El sable de San Martín

therians

(20/10/2026) Ser original en algo se ha puesto cada vez más difícil, aunque son muchos los que siguen intentando sorprender a la audiencia. De ahí las excentricidades y rarezas que surgen en cualquier ámbito y solo para lograr ser el primero en algo, el primero en tener una ocurrencia que nadie tuvo hasta que él llegó al mundo.

 Elevar un orinal a la categoría de obra de arte, como logró Marcel Duchamp por primera vez en la historia, no está al alcance de cualquiera, pero es algo que ha tenido y tiene muchos imitadores. Cada vez son más los que se exprimen el cráneo para lograr algo en exclusiva, una primicia, algo que rompa todos los cánones, algo que, como se dice ahora, se haga viral.

 Dadas las ocurrencias y rarezas que han surgido en los últimos tiempos es difícil, muy difícil ser original en algo, repito. El listón está tan alto que encontrar algo que no se haya visto u oído resulta muy complicado. “Nihil novum sub sole” (nada nuevo bajo el sol) que dice el Eclesiastés recordándonos que todo tiene un precedente desde los tiempos bíblicos. Pero hay ocasiones en las que uno no lo tiene tan claro y se encuentra con noticias que le rompen los esquemas por muy bíblicos que sean. Me pasó el otro día cuando leí la noticia: “El polémico uso de meteoritos argentinos en el desfile de Christian Dior”. ¿Meteoritos en la pasarela? Seguí leyendo para corroborar mi asombro. Y sí, alguien había debutado como diseñador de alta costura con una colección polémica por el uso de “cuerpos celestiales” encontrados en la Argentina, decía el artículo.

 Estaba claro, era la primera colección para la alta costura de un joven diseñador. Era el ansiado evento tanto tiempo esperado, el debut de un principiante que tenía que ser original y sorprender al precio que fuera, ante un público exigente habituado a todas las excentricidades. Y entonces llegó el parto de los montes: en un entorno cubierto de musgos, hierbas y flores, nuestro debutante generó un diálogo en el que fósiles, meteoritos, textiles del siglo XVIII y miniaturas pintadas pasaban a ser materiales activos en las prendas. ¿Hay quién dé más? O como diría un conocido cómico “¡no te digo que me lo superes, iguálamelo!”
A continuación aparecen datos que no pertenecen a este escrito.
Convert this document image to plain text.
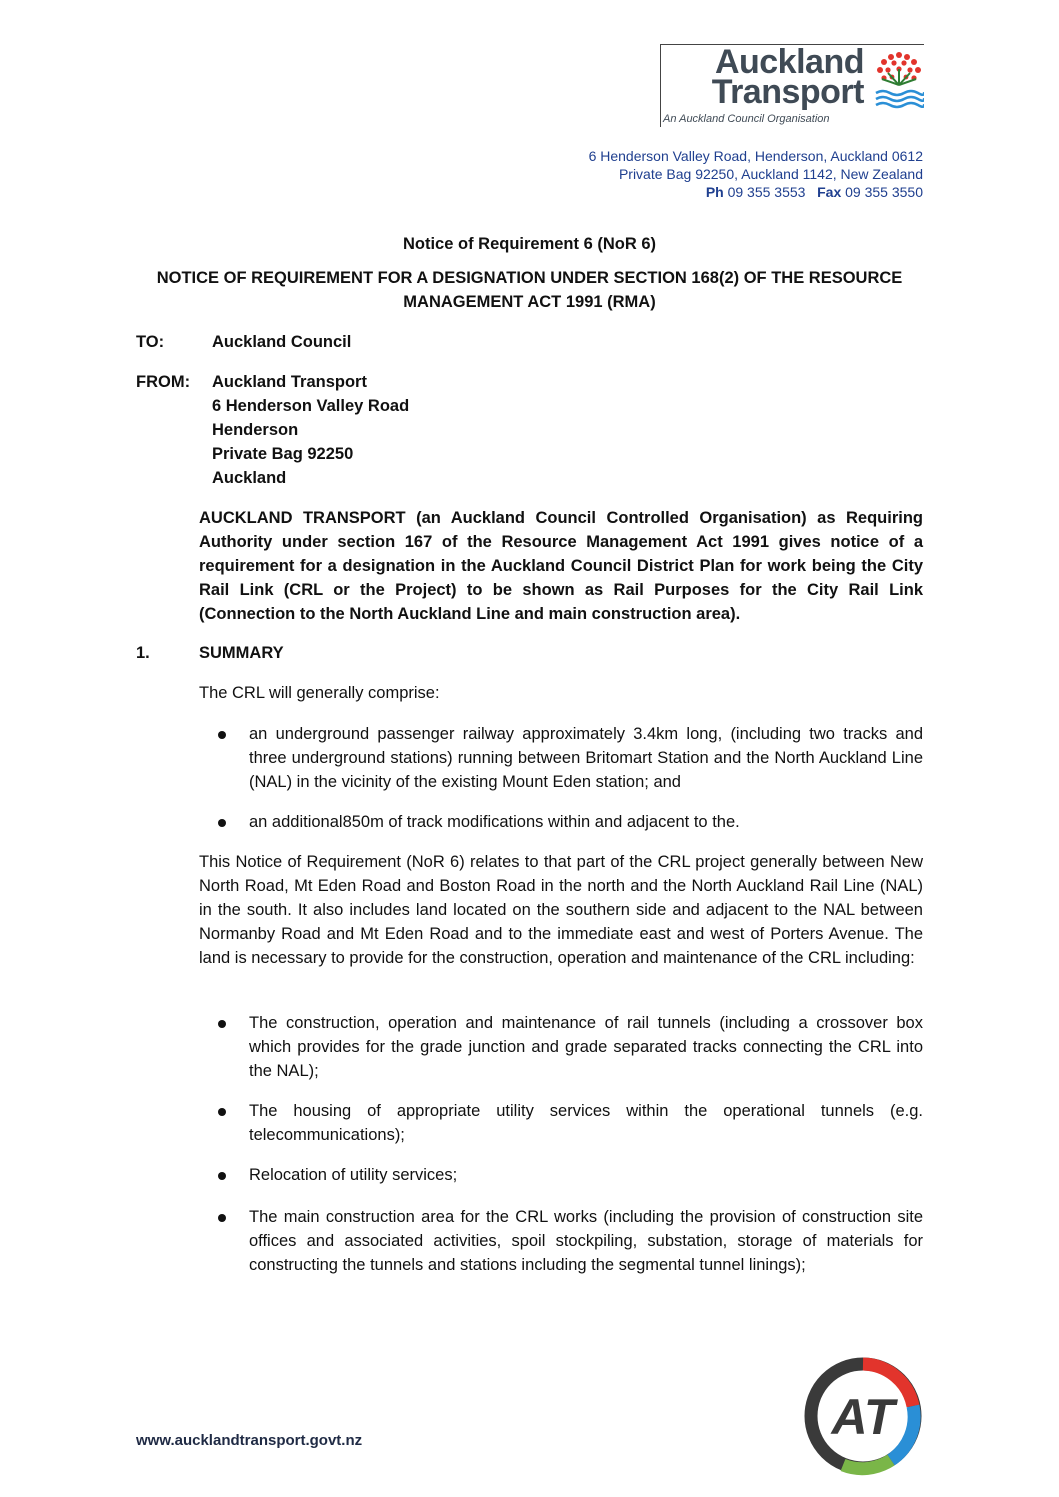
Auckland
Transport
An Auckland Council Organisation
6 Henderson Valley Road, Henderson, Auckland 0612
Private Bag 92250, Auckland 1142, New Zealand
Ph 09 355 3553 Fax 09 355 3550
Notice of Requirement 6 (NoR 6)
NOTICE OF REQUIREMENT FOR A DESIGNATION UNDER SECTION 168(2) OF THE RESOURCE
MANAGEMENT ACT 1991 (RMA)
TO:	Auckland Council
FROM: Auckland Transport
6 Henderson Valley Road
Henderson
Private Bag 92250
Auckland
AUCKLAND TRANSPORT (an Auckland Council Controlled Organisation) as Requiring Authority under section 167 of the Resource Management Act 1991 gives notice of a requirement for a designation in the Auckland Council District Plan for work being the City Rail Link (CRL or the Project) to be shown as Rail Purposes for the City Rail Link (Connection to the North Auckland Line and main construction area).
1.	SUMMARY
The CRL will generally comprise:
an underground passenger railway approximately 3.4km long, (including two tracks and three underground stations) running between Britomart Station and the North Auckland Line (NAL) in the vicinity of the existing Mount Eden station; and
an additional850m of track modifications within and adjacent to the.
This Notice of Requirement (NoR 6) relates to that part of the CRL project generally between New North Road, Mt Eden Road and Boston Road in the north and the North Auckland Rail Line (NAL) in the south. It also includes land located on the southern side and adjacent to the NAL between Normanby Road and Mt Eden Road and to the immediate east and west of Porters Avenue. The land is necessary to provide for the construction, operation and maintenance of the CRL including:
The construction, operation and maintenance of rail tunnels (including a crossover box which provides for the grade junction and grade separated tracks connecting the CRL into the NAL);
The housing of appropriate utility services within the operational tunnels (e.g. telecommunications);
Relocation of utility services;
The main construction area for the CRL works (including the provision of construction site offices and associated activities, spoil stockpiling, substation, storage of materials for constructing the tunnels and stations including the segmental tunnel linings);
www.aucklandtransport.govt.nz	AT
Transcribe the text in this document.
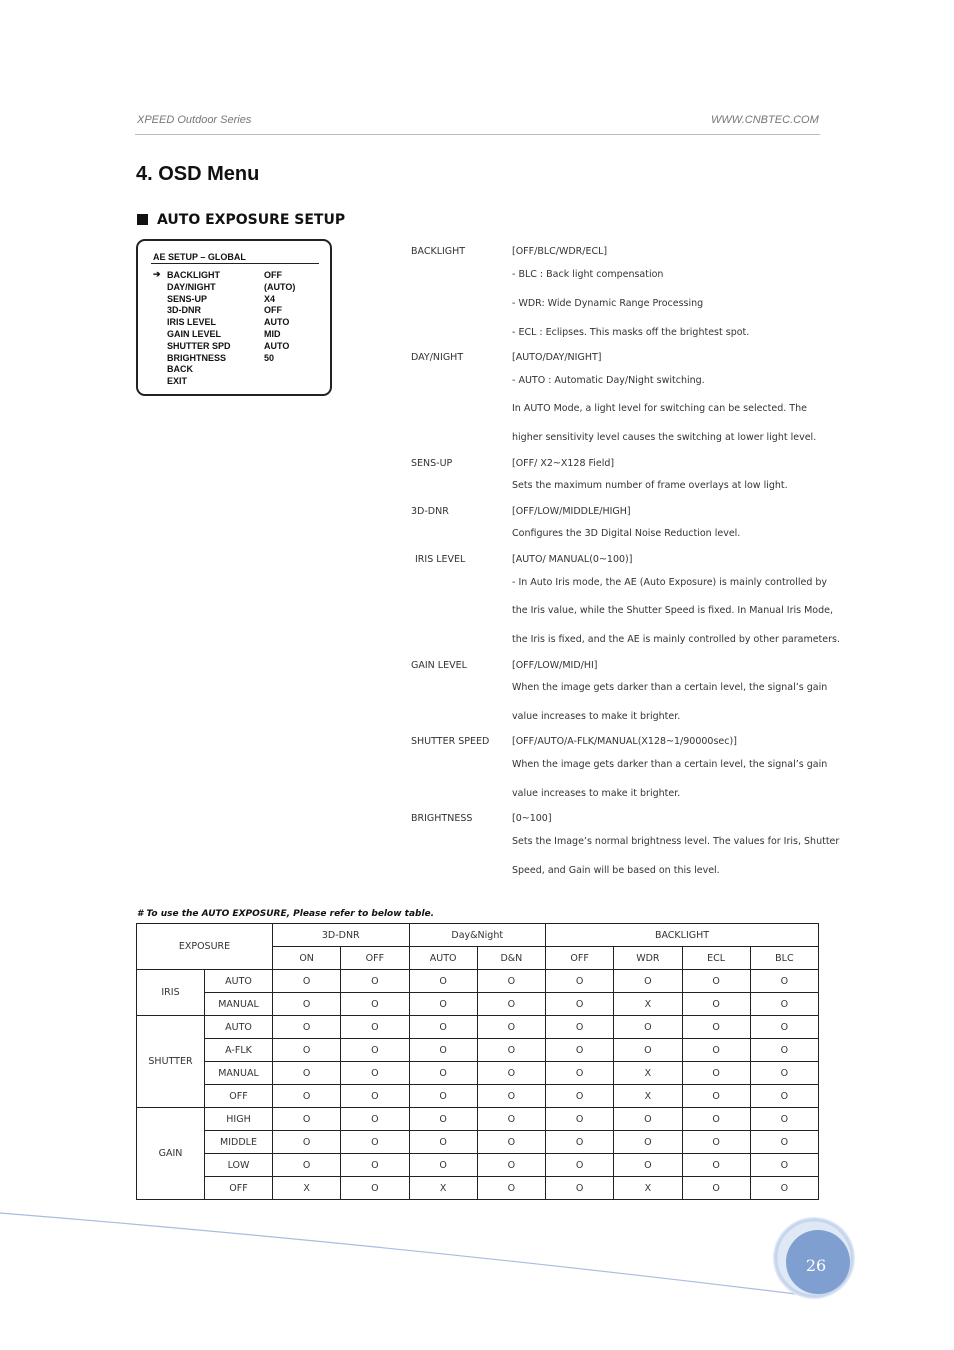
XPEED Outdoor Series	WWW.CNBTEC.COM
4. OSD Menu
AUTO EXPOSURE SETUP
AE SETUP – GLOBAL
➔ BACKLIGHT	OFF
DAY/NIGHT	(AUTO)
SENS-UP	X4
3D-DNR	OFF
IRIS LEVEL	AUTO
GAIN LEVEL	MID
SHUTTER SPD	AUTO
BRIGHTNESS	50
BACK
EXIT
BACKLIGHT	[OFF/BLC/WDR/ECL]
- BLC : Back light compensation
- WDR: Wide Dynamic Range Processing
- ECL : Eclipses. This masks off the brightest spot.
DAY/NIGHT	[AUTO/DAY/NIGHT]
- AUTO : Automatic Day/Night switching.
In AUTO Mode, a light level for switching can be selected. The
higher sensitivity level causes the switching at lower light level.
SENS-UP	[OFF/ X2~X128 Field]
Sets the maximum number of frame overlays at low light.
3D-DNR	[OFF/LOW/MIDDLE/HIGH]
Configures the 3D Digital Noise Reduction level.
IRIS LEVEL	[AUTO/ MANUAL(0~100)]
- In Auto Iris mode, the AE (Auto Exposure) is mainly controlled by
the Iris value, while the Shutter Speed is fixed. In Manual Iris Mode,
the Iris is fixed, and the AE is mainly controlled by other parameters.
GAIN LEVEL	[OFF/LOW/MID/HI]
When the image gets darker than a certain level, the signal’s gain
value increases to make it brighter.
SHUTTER SPEED [OFF/AUTO/A-FLK/MANUAL(X128~1/90000sec)]
When the image gets darker than a certain level, the signal’s gain
value increases to make it brighter.
BRIGHTNESS	[0~100]
Sets the Image’s normal brightness level. The values for Iris, Shutter
Speed, and Gain will be based on this level.
# To use the AUTO EXPOSURE, Please refer to below table.
EXPOSURE		3D-DNR		Day&Night		BACKLIGHT			
		ON	OFF	AUTO	D&N	OFF	WDR	ECL	BLC
IRIS	AUTO	O	O	O	O	O	O	O	O
	MANUAL	O	O	O	O	O	X	O	O
SHUTTER	AUTO	O	O	O	O	O	O	O	O
	A-FLK	O	O	O	O	O	O	O	O
	MANUAL	O	O	O	O	O	X	O	O
	OFF	O	O	O	O	O	X	O	O
GAIN	HIGH	O	O	O	O	O	O	O	O
	MIDDLE	O	O	O	O	O	O	O	O
	LOW	O	O	O	O	O	O	O	O
	OFF	X	O	X	O	O	X	O	O
26
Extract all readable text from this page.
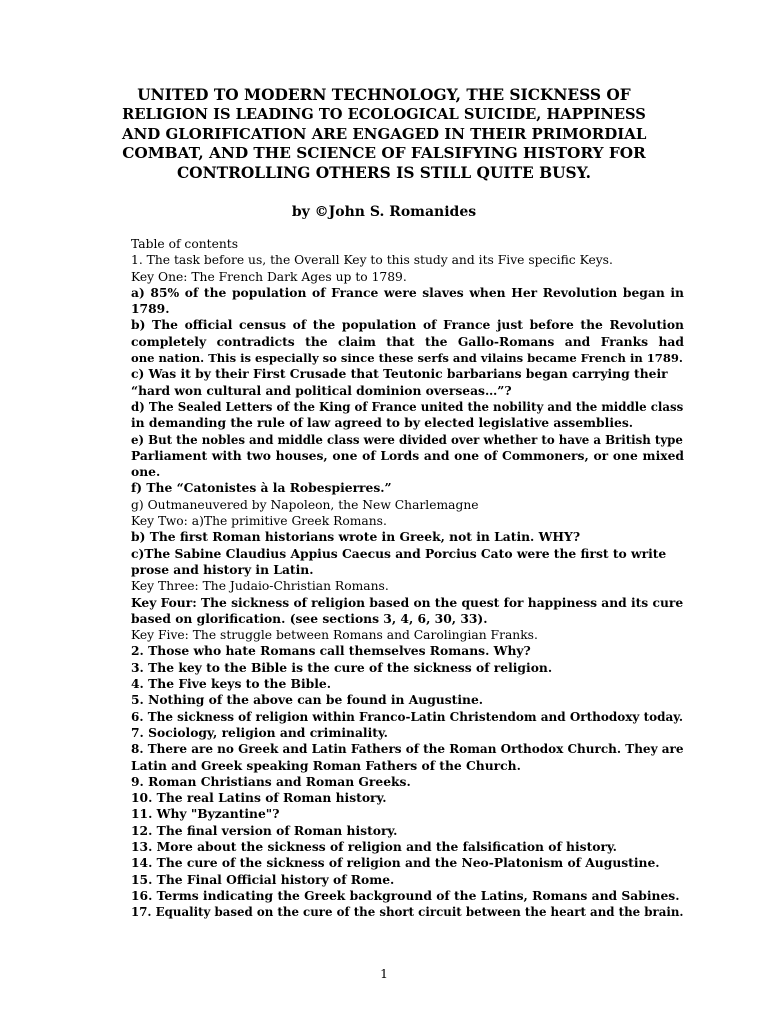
UNITED TO MODERN TECHNOLOGY, THE SICKNESS OF
RELIGION IS LEADING TO ECOLOGICAL SUICIDE, HAPPINESS
AND GLORIFICATION ARE ENGAGED IN THEIR PRIMORDIAL
COMBAT, AND THE SCIENCE OF FALSIFYING HISTORY FOR
CONTROLLING OTHERS IS STILL QUITE BUSY.
by ©John S. Romanides
Table of contents
1. The task before us, the Overall Key to this study and its Five specific Keys.
Key One: The French Dark Ages up to 1789.
a) 85% of the population of France were slaves when Her Revolution began in
1789.
b) The official census of the population of France just before the Revolution
completely contradicts the claim that the Gallo-Romans and Franks had
one nation. This is especially so since these serfs and vilains became French in 1789.
c) Was it by their First Crusade that Teutonic barbarians began carrying their
“hard won cultural and political dominion overseas…”?
d) The Sealed Letters of the King of France united the nobility and the middle class
in demanding the rule of law agreed to by elected legislative assemblies.
e) But the nobles and middle class were divided over whether to have a British type
Parliament with two houses, one of Lords and one of Commoners, or one mixed
one.
f) The “Catonistes à la Robespierres.”
g) Outmaneuvered by Napoleon, the New Charlemagne
Key Two: a)The primitive Greek Romans.
b) The first Roman historians wrote in Greek, not in Latin. WHY?
c)The Sabine Claudius Appius Caecus and Porcius Cato were the first to write
prose and history in Latin.
Key Three: The Judaio-Christian Romans.
Key Four: The sickness of religion based on the quest for happiness and its cure
based on glorification. (see sections 3, 4, 6, 30, 33).
Key Five: The struggle between Romans and Carolingian Franks.
2. Those who hate Romans call themselves Romans. Why?
3. The key to the Bible is the cure of the sickness of religion.
4. The Five keys to the Bible.
5. Nothing of the above can be found in Augustine.
6. The sickness of religion within Franco-Latin Christendom and Orthodoxy today.
7. Sociology, religion and criminality.
8. There are no Greek and Latin Fathers of the Roman Orthodox Church. They are
Latin and Greek speaking Roman Fathers of the Church.
9. Roman Christians and Roman Greeks.
10. The real Latins of Roman history.
11. Why "Byzantine"?
12. The final version of Roman history.
13. More about the sickness of religion and the falsification of history.
14. The cure of the sickness of religion and the Neo-Platonism of Augustine.
15. The Final Official history of Rome.
16. Terms indicating the Greek background of the Latins, Romans and Sabines.
17. Equality based on the cure of the short circuit between the heart and the brain.
1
  Tras el desfile muchos destacaron la sutileza de la “vuelta a los orígenes” (o sea, la originalidad pretendida), otros que no había sido para tanto, pero la polémica se desató cuando la Comisión Nacional de Actividades Espaciales (CONAE) reveló que “todos aquellos meteoritos que caen en territorio argentino son considerados patrimonio cultural”. Luego, alguien más exaltado añadió que “sacar un meteorito del país es lo mismo que llevarse el sable corvo de San Martín”.

 Como ven la originalidad tiene un precio y sale cada vez más cara, Tanto, que roza o cae en la ilegalidad y puede pasar de las palabras a las espadas: al sable corvo de San Martín.

 Pero tienes que ser original si pretendes ser alguien. Y ustedes y yo, como consumidores pasivos, deberemos acostumbrarnos a que se nos pongan los ojos como platos cuando nos tropezamos con noticias tan “meteóricas” como esa, aun sabiendo que siempre surgirá alguien más original, más extraño, más excéntrico, como los therians. Porque a la hora de llamar la atención en lo que a originalidad se refiere no me negarán lo difícil que tiene que resultar competir con los therians, esas “personas” que se identifican con animales cuadrúpedos como si tal cosa. Que usan máscaras y colas y se desplazan a cuatro patas muy metidos en su papel porque aseguran que lo que les diferencia del resto de la manada -lo que les hace originales, podríamos decir- es su manera de ver el mundo. Y que no lo toman como un juego, sino muy en serio porque esa y no otra es su forma de sentir, pensar y vincularse con el entorno.

“Desde chico me identifico como mono” declara uno de estos therians (término que viene de los vocablos griegos theríon que significa animal y anthrophos, humano) a micrófono abierto.

 Y uno de ellos, que se autopercibe como perro, acudió hace pocas fechas a una clínica veterinaria porque tenía moquillo.

 Por lo tanto, si ustedes creían haberlo visto todo, pasen y vean, las sorpresas están ahí a la vuelta de la esquina y, aunque ser el primero en algo se está poniendo difícil, aún hay lugar para el asombro.

 Ser más raro que un cuervo blanco es, seguramente, el precio que hay que pagar para ser el primero, el único, el origen de algo. Y hay una larga cola para lograrlo.

 En los pasados carnavales alguien se disfrazó de “hombre sin cabeza” para llamar la atención. Constató que nadie le miraba. Se está planteando ir de “persona normal” para los próximos. Está convencido de que no se le ocurrirá a nadie. No sé yo.